As a University Counsellor it was always rewarding to watch a student work through selecting which college or university they wanted to attend; the research, the applications, and then ultimately having to choose a path that was a good fit. It was always amazing to see students grow in their understanding and confidence in themselves to make the choice that was right for them and really own it. I always felt proud of their accomplishment.
If you could time travel, when would be the first place you go?
The 1920s in England. I’ve read many books on this time period (yes, I was a Downton Abbey fan!) and see it as an exciting time of transition and possibility for women and for cultural change in general.
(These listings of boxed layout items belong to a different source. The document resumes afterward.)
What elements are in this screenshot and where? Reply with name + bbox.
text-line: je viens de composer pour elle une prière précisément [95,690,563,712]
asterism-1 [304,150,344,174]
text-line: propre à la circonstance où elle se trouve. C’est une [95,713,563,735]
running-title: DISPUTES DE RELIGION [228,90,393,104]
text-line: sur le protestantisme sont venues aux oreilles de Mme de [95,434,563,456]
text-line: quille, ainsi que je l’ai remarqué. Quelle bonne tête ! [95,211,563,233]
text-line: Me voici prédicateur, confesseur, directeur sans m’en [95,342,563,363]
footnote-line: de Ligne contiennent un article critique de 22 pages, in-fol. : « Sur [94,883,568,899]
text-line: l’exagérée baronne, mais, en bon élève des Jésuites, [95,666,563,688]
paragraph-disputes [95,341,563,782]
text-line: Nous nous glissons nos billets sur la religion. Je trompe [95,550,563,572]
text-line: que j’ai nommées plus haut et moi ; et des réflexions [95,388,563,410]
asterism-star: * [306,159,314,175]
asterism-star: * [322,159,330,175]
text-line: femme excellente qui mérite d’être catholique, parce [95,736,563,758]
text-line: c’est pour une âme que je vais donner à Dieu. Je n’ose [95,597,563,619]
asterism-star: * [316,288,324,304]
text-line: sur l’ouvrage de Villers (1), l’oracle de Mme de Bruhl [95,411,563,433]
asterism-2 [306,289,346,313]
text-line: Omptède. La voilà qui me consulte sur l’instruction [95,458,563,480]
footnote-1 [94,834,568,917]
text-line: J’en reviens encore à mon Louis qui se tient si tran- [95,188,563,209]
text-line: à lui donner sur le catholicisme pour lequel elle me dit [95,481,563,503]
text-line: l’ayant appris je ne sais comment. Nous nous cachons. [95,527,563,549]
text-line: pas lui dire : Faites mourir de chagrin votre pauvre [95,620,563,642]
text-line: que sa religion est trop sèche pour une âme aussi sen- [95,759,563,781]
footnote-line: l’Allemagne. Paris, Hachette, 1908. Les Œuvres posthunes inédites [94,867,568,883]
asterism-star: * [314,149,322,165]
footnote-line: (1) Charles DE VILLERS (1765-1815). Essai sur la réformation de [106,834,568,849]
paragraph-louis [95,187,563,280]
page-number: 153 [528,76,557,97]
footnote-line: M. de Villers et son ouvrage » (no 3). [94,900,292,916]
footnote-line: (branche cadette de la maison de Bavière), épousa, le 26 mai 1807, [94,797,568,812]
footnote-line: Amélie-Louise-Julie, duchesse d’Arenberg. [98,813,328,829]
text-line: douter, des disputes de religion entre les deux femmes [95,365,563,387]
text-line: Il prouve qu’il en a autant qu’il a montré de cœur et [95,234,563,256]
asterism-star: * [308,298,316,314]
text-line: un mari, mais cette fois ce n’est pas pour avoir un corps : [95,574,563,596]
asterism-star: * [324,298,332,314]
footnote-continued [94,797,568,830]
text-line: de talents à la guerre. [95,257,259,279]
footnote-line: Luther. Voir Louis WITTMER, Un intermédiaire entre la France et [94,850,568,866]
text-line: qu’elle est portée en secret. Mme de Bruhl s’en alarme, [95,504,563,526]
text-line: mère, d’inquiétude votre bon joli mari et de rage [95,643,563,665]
There were such significant shifts in music, art, politics, and thinking from 1918 through the early 1930s.
What was your favourite field trip as a kid in school?
My Grade 8 class went to Ottawa for three days. I was fascinated by the Parliament Buildings and the museums, though the bus rides were probably the best part of the whole trip!
What are you currently reading?
Double Bind: Women on Ambition edited by Robin Romm, and Warlight by Michael Ondaatje.
What’s the best part of your job?
Being surrounded by the energy of students on a daily basis and creating exciting opportunities for learning with great colleagues. I also love when students come back to visit after moving on to a higher grade or graduating – it’s awesome to hear about their next steps and how they have continued to grow.
Where is your favourite place on Vancouver Island?
Tofino because I love watching fog roll over the water in the fall or a summer thunderstorm, and the sense of being on the edge of the world.
If you weren’t a teacher, what would you be doing for a living?
I think it would be fun to be a CIA (or CSIS) agent! I love solving puzzles and figuring out how things connect.
If you could have one superpower, what would it be?
I would love to have Hermione’s Time-Turner from Harry Potter so that I could be in more than one place at a time. This would allow me to do all the amazing things there are to do in life instead of having to pick and choose!
What are you passionate about?
Animal protection. I donate to the World Wildlife Fund and I’ve volunteered at an animal rescue shelter. Watching the SPCA commercial with the Sarah McLachlan song “I Will Remember You” makes me cry every time I see it. I can’t comprehend how anyone can abuse an animal.